Since war is fundamentally political, political leaders bear primary responsibility for the strategic conditions that produce civilian harm. To a significant extent, this seems a valid political and philosophical argument, especially if one follows the classical idea, associated with Carl von Clausewitz, that "War is the continuation of politics by other means." If war is an instrument used for political purposes, then it is the political leadership, like President Trump, President Putin, PM Netanyahu and President Zelenski, who bear the fundamental responsibility for taking the ultimate decision to fight a war under clearly defined political objectives, setting up rules of engagement, deciding whether civilian infrastructure can be targeted, and laying out acceptable costs of war. One may argue that generals execute strategy, but the politicians define the political logic within which the strategy must operate.
The political logic of war in Gaza as defined by Netanyahu was not just battlefield success against Hamas but the destruction of Hamas's complete governance and military capacity. This political logic shaped the intensity of the military campaign, and despite the predictable humanitarian consequences, generals executed a military strategy that resulted in a large number of civilian casualties.

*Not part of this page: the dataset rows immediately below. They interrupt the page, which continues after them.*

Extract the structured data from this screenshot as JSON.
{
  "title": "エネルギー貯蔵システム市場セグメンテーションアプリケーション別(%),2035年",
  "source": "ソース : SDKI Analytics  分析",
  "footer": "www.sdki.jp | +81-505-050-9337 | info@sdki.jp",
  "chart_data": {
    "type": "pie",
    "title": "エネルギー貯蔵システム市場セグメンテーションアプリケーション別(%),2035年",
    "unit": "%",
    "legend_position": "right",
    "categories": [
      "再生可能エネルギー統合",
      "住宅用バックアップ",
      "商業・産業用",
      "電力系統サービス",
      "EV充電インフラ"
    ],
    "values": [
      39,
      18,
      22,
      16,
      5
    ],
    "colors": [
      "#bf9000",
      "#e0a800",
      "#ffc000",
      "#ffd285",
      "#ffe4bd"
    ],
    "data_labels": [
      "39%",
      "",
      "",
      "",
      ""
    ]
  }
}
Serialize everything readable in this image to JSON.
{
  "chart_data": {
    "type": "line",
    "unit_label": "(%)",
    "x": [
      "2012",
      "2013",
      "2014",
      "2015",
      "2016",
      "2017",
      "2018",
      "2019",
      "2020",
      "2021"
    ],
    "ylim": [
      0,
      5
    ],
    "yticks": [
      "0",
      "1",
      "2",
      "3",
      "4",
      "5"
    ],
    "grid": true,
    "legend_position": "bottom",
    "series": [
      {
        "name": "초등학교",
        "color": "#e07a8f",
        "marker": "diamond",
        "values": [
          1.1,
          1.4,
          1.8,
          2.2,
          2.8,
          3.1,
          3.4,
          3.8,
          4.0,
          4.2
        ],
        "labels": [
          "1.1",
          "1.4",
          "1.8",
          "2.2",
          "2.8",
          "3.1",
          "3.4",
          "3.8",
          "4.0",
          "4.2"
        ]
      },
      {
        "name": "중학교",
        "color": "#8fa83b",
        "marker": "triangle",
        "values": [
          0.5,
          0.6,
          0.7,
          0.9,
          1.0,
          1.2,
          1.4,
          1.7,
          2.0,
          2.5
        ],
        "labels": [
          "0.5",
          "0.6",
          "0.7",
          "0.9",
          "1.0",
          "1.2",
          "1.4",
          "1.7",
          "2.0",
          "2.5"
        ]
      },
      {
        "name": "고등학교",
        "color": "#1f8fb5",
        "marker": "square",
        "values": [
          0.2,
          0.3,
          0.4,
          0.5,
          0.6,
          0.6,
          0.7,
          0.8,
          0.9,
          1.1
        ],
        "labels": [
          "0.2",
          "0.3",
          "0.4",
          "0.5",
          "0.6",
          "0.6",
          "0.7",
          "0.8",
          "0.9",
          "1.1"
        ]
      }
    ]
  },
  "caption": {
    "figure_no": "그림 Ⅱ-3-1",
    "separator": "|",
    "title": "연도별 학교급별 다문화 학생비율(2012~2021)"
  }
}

In the Iran war, the American political logic aimed at weakening Iran's deterrent and nuclear capability rather than occupying territory. Long-range strikes, covert support to protesters for regime change and naval blockade – all reflected this political logic. Meanwhile, Iran adopted a political strategy of endurance, regime survival and attritional warfare rather than decisive conventional confrontation.
In the Russia-Ukraine War, Putin's political logic was based on a simple principle – preventing Ukraine's Western integration and reasserting Russian influence. Those political objectives shaped military actions ranging from the initial invasion to prolonged attritional warfare. Conversely, Zelensky framed his political logic of war around sovereignty and territorial restoration – a distant prospect without Western military and economic aid. The Ukrainian drone warfare which seems to have gone horribly wrong after the dormitory attack is rooted more in political calculations than purely battlefield decisions. Considering that Ukraine's war effort depends heavily on Western military, financial and intelligence support, the US and Europe definitely influence the political calculations of the war, including the employment of drone warfare.
Modern warfare puts greater responsibility on the political rather than the military leadership. If the political logic of the war is correctly framed, the military and strategic logic is likely to operate within its framework. The matter of attribution of loss of innocent lives cannot just be left to deciding whether the committed act was deliberate or an accident. The world has to somehow wake up to decide that war fighting needs to be brought back to the front lines from the schools and dormitories, where children study and play, and where young girls reside.